I’ve a CentOS 7 machine the place I am making an attempt so as to add some customized firewall guidelines. I normally use firewalld, so I added them this manner:
firewall-cmd --permanent --direct --add-chain ipv4 filter DOCKER-USER # Add guidelines (see feedback for particulars) firewall-cmd --permanent --direct --add-rule ipv4 filter DOCKER-USER 0 -j REJECT -i eth0 -dport 27017
direct.xml file seems to be like this:
<?xml model="1.0" encoding="utf-8"?> <direct> <chain desk="filter" ipv="ipv4" chain="DOCKER-USER"/> <rule precedence="0" desk="filter" ipv="ipv4" chain="DOCKER-USER">-j REJECT -i eth0 -dport 27017</rule> </direct>
To this point so good.

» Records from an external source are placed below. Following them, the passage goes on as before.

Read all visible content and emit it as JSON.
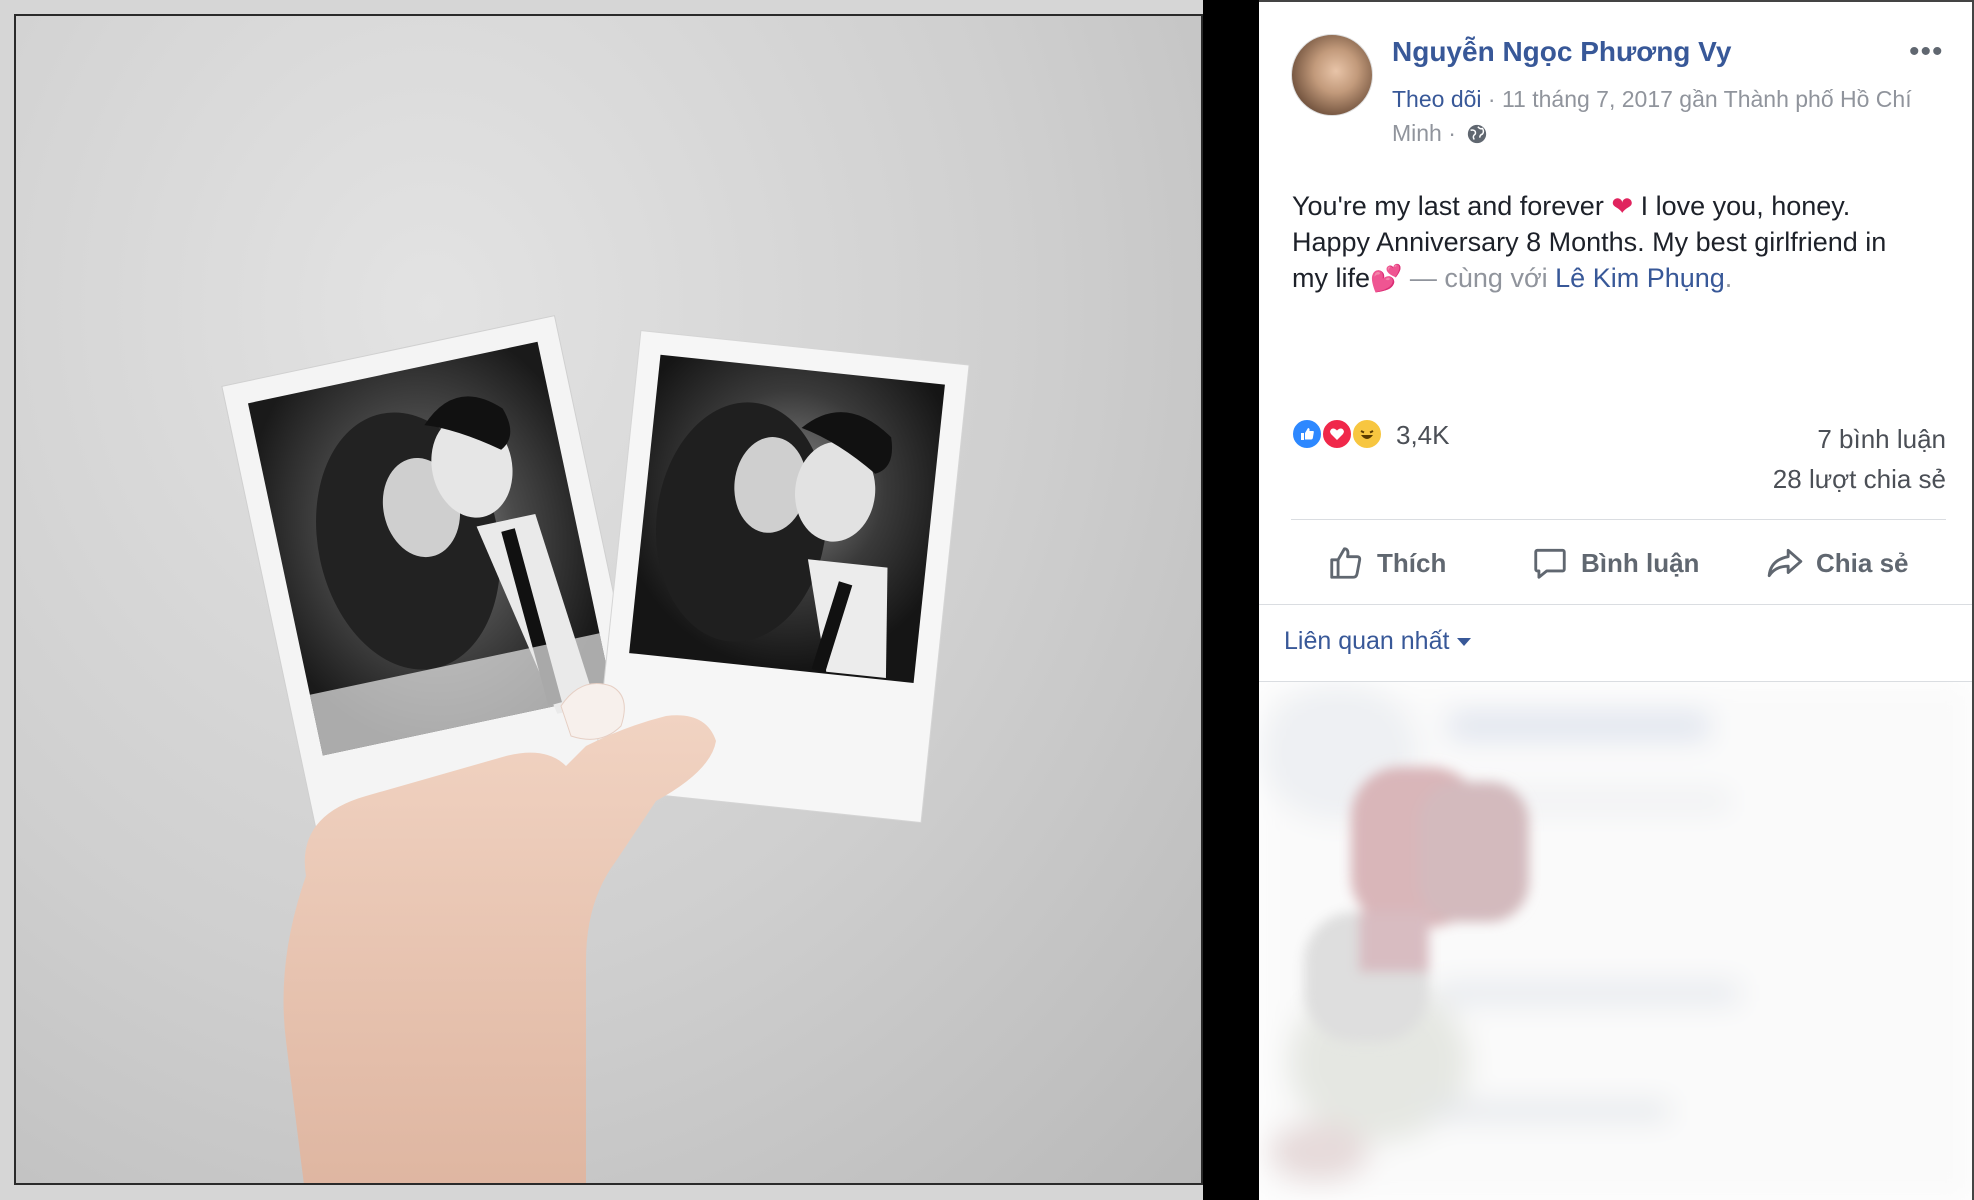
{
  "post": {
    "author": "Nguyễn Ngọc Phương Vy",
    "follow_label": "Theo dõi",
    "meta_text": " · 11 tháng 7, 2017 gần Thành phố Hồ Chí Minh · ",
    "text_line1": "You're my last and forever ",
    "text_line1b": " I love you, honey.",
    "text_line2": "Happy Anniversary 8 Months. My best girlfriend in",
    "text_line3": "my life",
    "with_text": " — cùng với ",
    "tagged_person": "Lê Kim Phụng",
    "tagged_suffix": ".",
    "heart_emoji": "❤",
    "hearts_emoji": "💕",
    "more_icon": "•••"
  },
  "stats": {
    "reaction_count": "3,4K",
    "comments": "7 bình luận",
    "shares": "28 lượt chia sẻ",
    "reaction_icons": [
      "like-icon",
      "love-icon",
      "haha-icon"
    ]
  },
  "actions": {
    "like_label": "Thích",
    "comment_label": "Bình luận",
    "share_label": "Chia sẻ"
  },
  "comments": {
    "sort_label": "Liên quan nhất"
  },
  "colors": {
    "link": "#385898",
    "muted": "#90949c",
    "text": "#1d2129"
  }
}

But, after I attempt reloading the principles, I get this error:
Error: COMMAND_FAILED: Direct: '/usr/sbin/iptables-restore -w -n' failed: iptables-restore v1.4.21: The -t choice (seen in line 3) can't be utilized in iptables-restore.
Studying this bug report, it looks as if there’s some inconsistency in a command-line parser someplace, however I do not actually perceive the place or why. What is going on on? How can I add these guidelines utilizing firewall-cmd?